MAISEMORE, Richard, of Worcester.

Published in The History of Parliament: the House of Commons 1386-1421, ed. J.S. Roskell, L. Clark, C. Rawcliffe., 1993
Available from Boydell and Brewer

Constituency

Dates

Jan. 1380
Nov. 1380
Oct. 1382
Apr. 1384
Nov. 1384
Nov. 1390

Family and Education

Offices Held

Tax collector, Worcs. Mar. 1377.

Bailiff, Worcester Mich. 1384-6.1

Biography

Despite the fact that Maisemore sat for Worcester in the Commons on as many as ten occasions, surprisingly little is known about him. He had become a citizen by 1378, and at the elections to the Parliament of May 1382 he stood surety for the city’s representatives. During his two consecutive terms as bailiff, he was three times returned to Parliament; and it was while his eighth Parliament was in session that in November 1386 he found surety for the Exchequer lessees of estates in Somerset, his fellow mainpernor being William Brantingham*, the receiver of the duchy of Cornwall. In September 1388 Maisemore was instructed to buy as many horses as might be needed for royal use and to deliver them to the master of horse.
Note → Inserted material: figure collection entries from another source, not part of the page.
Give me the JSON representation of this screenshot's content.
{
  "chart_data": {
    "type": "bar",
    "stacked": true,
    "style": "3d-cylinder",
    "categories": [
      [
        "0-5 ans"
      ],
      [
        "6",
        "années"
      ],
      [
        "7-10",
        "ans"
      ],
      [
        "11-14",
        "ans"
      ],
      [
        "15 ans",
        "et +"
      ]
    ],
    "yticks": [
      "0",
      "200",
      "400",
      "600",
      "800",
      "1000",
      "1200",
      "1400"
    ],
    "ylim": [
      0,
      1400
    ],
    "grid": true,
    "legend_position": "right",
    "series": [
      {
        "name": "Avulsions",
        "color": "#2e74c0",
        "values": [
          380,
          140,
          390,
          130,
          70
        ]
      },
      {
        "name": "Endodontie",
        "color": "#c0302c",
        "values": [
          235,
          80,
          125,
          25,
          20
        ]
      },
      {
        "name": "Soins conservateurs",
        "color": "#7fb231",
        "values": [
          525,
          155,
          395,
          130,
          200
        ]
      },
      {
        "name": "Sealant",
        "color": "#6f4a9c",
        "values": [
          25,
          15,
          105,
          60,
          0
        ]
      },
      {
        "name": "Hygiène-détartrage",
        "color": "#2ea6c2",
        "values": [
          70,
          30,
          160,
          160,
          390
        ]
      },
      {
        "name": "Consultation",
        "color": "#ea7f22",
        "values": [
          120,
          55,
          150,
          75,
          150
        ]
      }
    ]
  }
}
In the following year he became briefly involved in the lengthy litigation over the archdeaconry of Worcester between William Malpas and William Rocombe, which had already lasted some six years and had been the subject of a case at the Papal Curia and in the royal Chancery, Malpas’s summons to the latter court now being delivered by him and Thomas Lichfield.2

It was probably this Richard Maisemore who had interests in the Worcester cloth industry in 1401, and perhaps he owned the lands in Northwick, just outside the city, which at Easter 1419 were to be conveyed by his kinsman, Walter Maisemore, to John Wood I*.3

Ref Volumes: 1386-1421

Author: L. S. Woodger

Notes

Variants: Maysemore, Mazemore, Meysmore.

  • 1. Worcester Chs. (Worcs. Hist. Soc. 1909), 193; Collectanea (ibid. 1912), 11, 27, 65-66.
  • 2. Worcester Chs. 168; C219/8/6; CFR, x. 155; CPR, 1385-9, p. 515; 1388-92, p. 123; CPL, iv. 355.
  • 3. E101/345/12; CP25(1)260/27/20.